Victoria James, HR Director at digital innovation agency  Great State, said: “We believe by having a diverse team with different thought processes and opinions on how to create, solve or do things, our work is of a higher quality and more innovative. The products and services we provide are for a diverse market, so we need a diverse team to represent and create the best outcome for that market.”

A role in tech is a strong career move

Businesses agree that deciding to join a tech team is a strong career move, specifically for women choosing to train in software.

“With a 50/50 gender split between our 158 global employees at Scoro, being female in our software company is not unusual,” said Stina Pentjärv, People Operations Specialist at Scoro.

“It should not feel extraordinary to be a woman applying for a job in tech, or even more specifically in a software development role. In fact, it should be something that women naturally consider as an option for them and their career, as there are so many great and fulfilling roles across the software industry.”

“We are proud to be the kind of company where our extended management team consists of 15 women out of 31, so the culture of gender diversity really comes from the top down.”

To attract and retain talent, Pentjärv said Scoro has initiatives such as a four-day work week: “This might enable those who have small children at home to continue to pursue their full-time career in tech, or for those where part-time may never have been an option; this completely free Friday with no reduction in salary allows those employees to gain an extra day of childcare costs back.”

Devin Blewitt, Chief Information Officer at the digital training provider ITonlinelearning, said: “For anyone who develops their tech skills in order to handle software effectively, it goes without saying that your career prospects are strong and that your knowledge will be in constant demand. But for women, in particular, this is a particularly strong career move given that many employers are specifically asking for female candidates over male ones.”

“An example of this can be seen with the dating app Bumble, which specifically seeks aspiring female software developers who they can train up before offering permanent positions. The BBC is another employer that has done similar, via their “Step Into Tech” program (which although not currently running) specifically focused on developing women who wanted a career as a software engineer. Schemes such as this are always running and can be found with just a little research or through specialist hirers such as SheCancode.”

A career where you can bring about change

The tech industry has the opportunity to build products that both generate revenue and change the way we live, according to Stephen Frost, CEO of Included.

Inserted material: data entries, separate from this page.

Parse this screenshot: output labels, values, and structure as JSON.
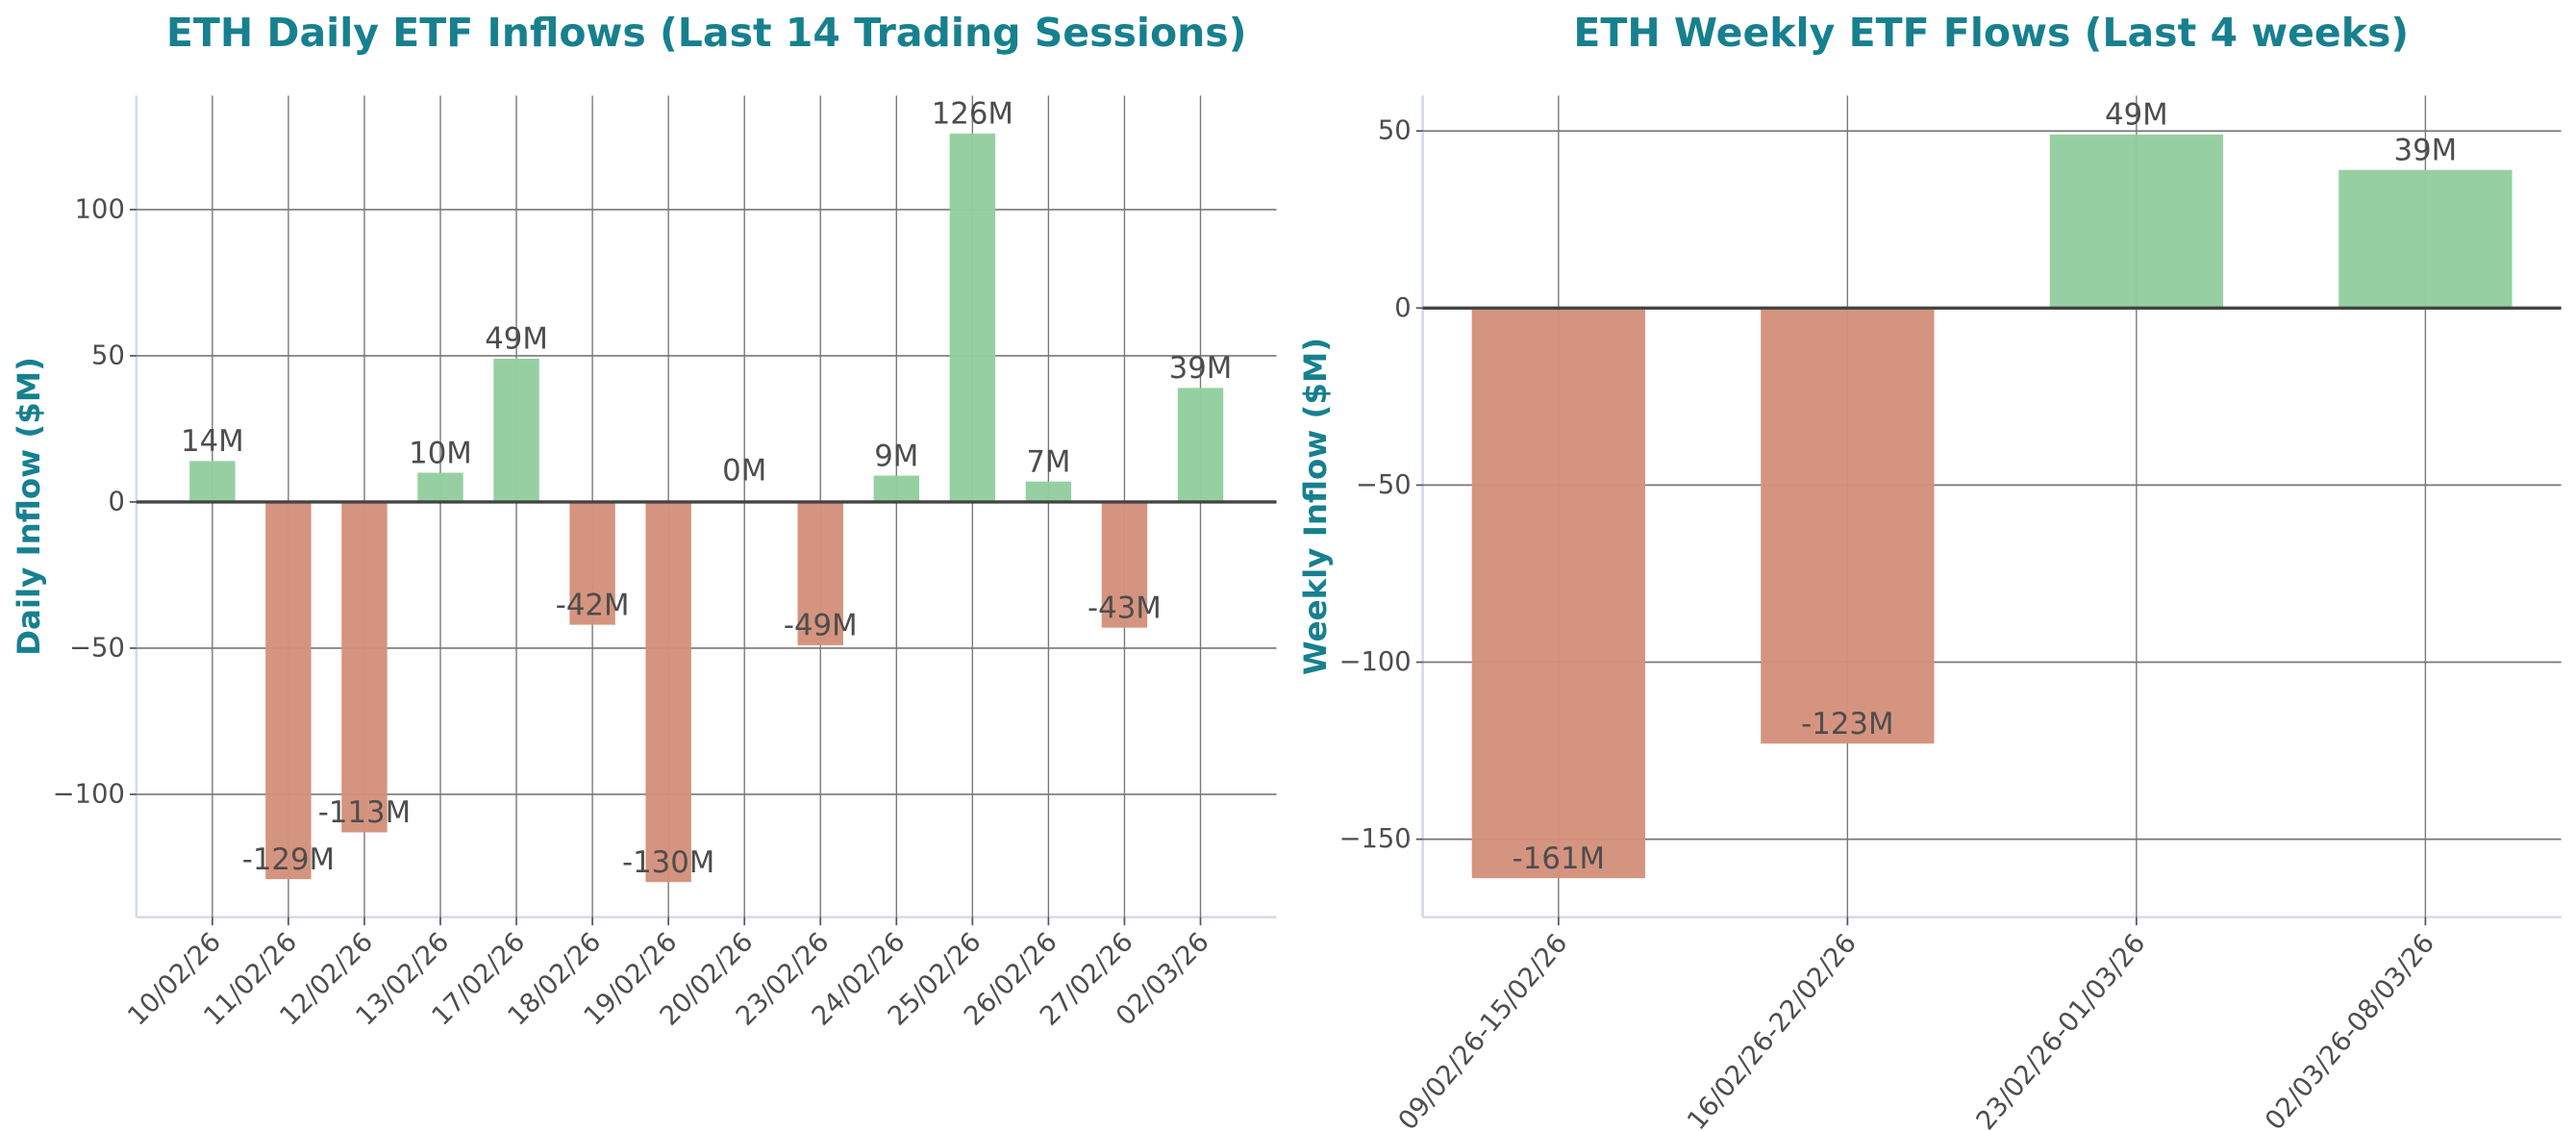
{
  "colors": {
    "positive": "#93ce9f",
    "negative": "#d4917b",
    "title": "#17808f",
    "text": "#4d4d4d"
  },
  "chart_data": [
    {
      "type": "bar",
      "title": "ETH Daily ETF Inflows (Last 14 Trading Sessions)",
      "xlabel": "",
      "ylabel": "Daily Inflow ($M)",
      "categories": [
        "10/02/26",
        "11/02/26",
        "12/02/26",
        "13/02/26",
        "17/02/26",
        "18/02/26",
        "19/02/26",
        "20/02/26",
        "23/02/26",
        "24/02/26",
        "25/02/26",
        "26/02/26",
        "27/02/26",
        "02/03/26"
      ],
      "values": [
        14,
        -129,
        -113,
        10,
        49,
        -42,
        -130,
        0,
        -49,
        9,
        126,
        7,
        -43,
        39
      ],
      "data_labels": [
        "14M",
        "-129M",
        "-113M",
        "10M",
        "49M",
        "-42M",
        "-130M",
        "0M",
        "-49M",
        "9M",
        "126M",
        "7M",
        "-43M",
        "39M"
      ],
      "ylim": [
        -142,
        139
      ],
      "yticks": [
        -100,
        -50,
        0,
        50,
        100
      ],
      "ytick_labels": [
        "−100",
        "−50",
        "0",
        "50",
        "100"
      ],
      "grid": true
    },
    {
      "type": "bar",
      "title": "ETH Weekly ETF Flows (Last 4 weeks)",
      "xlabel": "",
      "ylabel": "Weekly Inflow ($M)",
      "categories": [
        "09/02/26-15/02/26",
        "16/02/26-22/02/26",
        "23/02/26-01/03/26",
        "02/03/26-08/03/26"
      ],
      "values": [
        -161,
        -123,
        49,
        39
      ],
      "data_labels": [
        "-161M",
        "-123M",
        "49M",
        "39M"
      ],
      "ylim": [
        -172,
        60
      ],
      "yticks": [
        -150,
        -100,
        -50,
        0,
        50
      ],
      "ytick_labels": [
        "−150",
        "−100",
        "−50",
        "0",
        "50"
      ],
      "grid": true
    }
  ]
}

“Those who are investing in tech have the ability to determine how inclusion manifests in this space. If they choose to build diverse teams from the very beginning, these teams can go on to crack new markets and build innovative products and solutions. Without this, the lack of diversity in a company will be felt by the end users once the product lands.”

He added: “We can see this in Kodak’s use of the ‘Shirley Card’ that used a photo of a white woman and therefore built bias against Black people and people with darker skin tones into the way their products functioned. We can also see it in these automatic hand dryers that take longer to respond to hands with darker skin tones.”

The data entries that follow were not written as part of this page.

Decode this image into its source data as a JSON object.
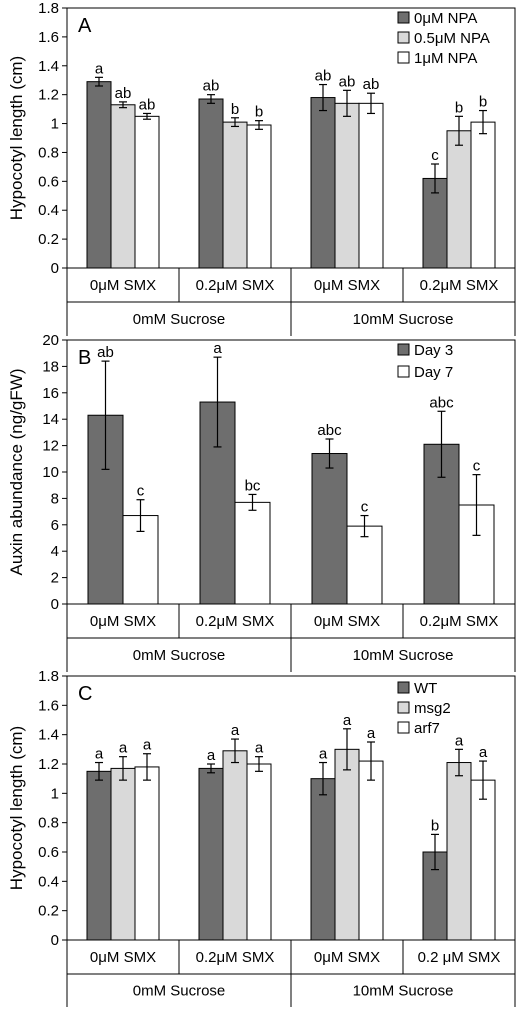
{
  "colors": {
    "dark": "#6e6e6e",
    "light": "#d9d9d9",
    "white": "#ffffff",
    "axis": "#000000"
  },
  "chart_data": [
    {
      "panel": "A",
      "type": "bar",
      "ylabel": "Hypocotyl length (cm)",
      "ylim": [
        0,
        1.8
      ],
      "yticks": [
        "0",
        "0.2",
        "0.4",
        "0.6",
        "0.8",
        "1",
        "1.2",
        "1.4",
        "1.6",
        "1.8"
      ],
      "tickStep": 0.2,
      "categories": [
        "0μM SMX",
        "0.2μM SMX",
        "0μM SMX",
        "0.2μM SMX"
      ],
      "groups": [
        "0mM Sucrose",
        "10mM Sucrose"
      ],
      "legend_position": "top-right",
      "series": [
        {
          "name": "0μM NPA",
          "color": "dark",
          "values": [
            1.29,
            1.17,
            1.18,
            0.62
          ],
          "errors": [
            0.03,
            0.03,
            0.09,
            0.1
          ],
          "letters": [
            "a",
            "ab",
            "ab",
            "c"
          ]
        },
        {
          "name": "0.5μM NPA",
          "color": "light",
          "values": [
            1.13,
            1.01,
            1.14,
            0.95
          ],
          "errors": [
            0.02,
            0.03,
            0.09,
            0.1
          ],
          "letters": [
            "ab",
            "b",
            "ab",
            "b"
          ]
        },
        {
          "name": "1μM NPA",
          "color": "white",
          "values": [
            1.05,
            0.99,
            1.14,
            1.01
          ],
          "errors": [
            0.02,
            0.03,
            0.07,
            0.08
          ],
          "letters": [
            "ab",
            "b",
            "ab",
            "b"
          ]
        }
      ]
    },
    {
      "panel": "B",
      "type": "bar",
      "ylabel": "Auxin abundance (ng/gFW)",
      "ylim": [
        0,
        20
      ],
      "yticks": [
        "0",
        "2",
        "4",
        "6",
        "8",
        "10",
        "12",
        "14",
        "16",
        "18",
        "20"
      ],
      "tickStep": 2,
      "categories": [
        "0μM SMX",
        "0.2μM SMX",
        "0μM SMX",
        "0.2μM SMX"
      ],
      "groups": [
        "0mM Sucrose",
        "10mM Sucrose"
      ],
      "legend_position": "top-right",
      "series": [
        {
          "name": "Day 3",
          "color": "dark",
          "values": [
            14.3,
            15.3,
            11.4,
            12.1
          ],
          "errors": [
            4.1,
            3.4,
            1.1,
            2.5
          ],
          "letters": [
            "ab",
            "a",
            "abc",
            "abc"
          ]
        },
        {
          "name": "Day 7",
          "color": "white",
          "values": [
            6.7,
            7.7,
            5.9,
            7.5
          ],
          "errors": [
            1.2,
            0.6,
            0.8,
            2.3
          ],
          "letters": [
            "c",
            "bc",
            "c",
            "c"
          ]
        }
      ]
    },
    {
      "panel": "C",
      "type": "bar",
      "ylabel": "Hypocotyl length (cm)",
      "ylim": [
        0,
        1.8
      ],
      "yticks": [
        "0",
        "0.2",
        "0.4",
        "0.6",
        "0.8",
        "1",
        "1.2",
        "1.4",
        "1.6",
        "1.8"
      ],
      "tickStep": 0.2,
      "categories": [
        "0μM SMX",
        "0.2μM SMX",
        "0μM SMX",
        "0.2 μM SMX"
      ],
      "groups": [
        "0mM Sucrose",
        "10mM Sucrose"
      ],
      "legend_position": "top-right",
      "series": [
        {
          "name": "WT",
          "color": "dark",
          "values": [
            1.15,
            1.17,
            1.1,
            0.6
          ],
          "errors": [
            0.06,
            0.03,
            0.11,
            0.12
          ],
          "letters": [
            "a",
            "a",
            "a",
            "b"
          ]
        },
        {
          "name": "msg2",
          "color": "light",
          "values": [
            1.17,
            1.29,
            1.3,
            1.21
          ],
          "errors": [
            0.08,
            0.08,
            0.14,
            0.09
          ],
          "letters": [
            "a",
            "a",
            "a",
            "a"
          ]
        },
        {
          "name": "arf7",
          "color": "white",
          "values": [
            1.18,
            1.2,
            1.22,
            1.09
          ],
          "errors": [
            0.09,
            0.05,
            0.13,
            0.13
          ],
          "letters": [
            "a",
            "a",
            "a",
            "a"
          ]
        }
      ]
    }
  ]
}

“Groupthink is a significant barrier to long-term growth. Organisations must include diversity of thought in their teams. Tech companies can often be born of like-minded people, then meaning that as they grow they are in a ‘diversity debt’. Proactive inclusion is a key way to address this.”

Across all subjects, the number of A-level students in England, Wales and Northern Ireland receiving top grades declined this year. 36.4% of entries were awarded an A or A*, down from 44.8% in 2021 but higher than in 2019. This is the first year that students have taken summer exams since 2019.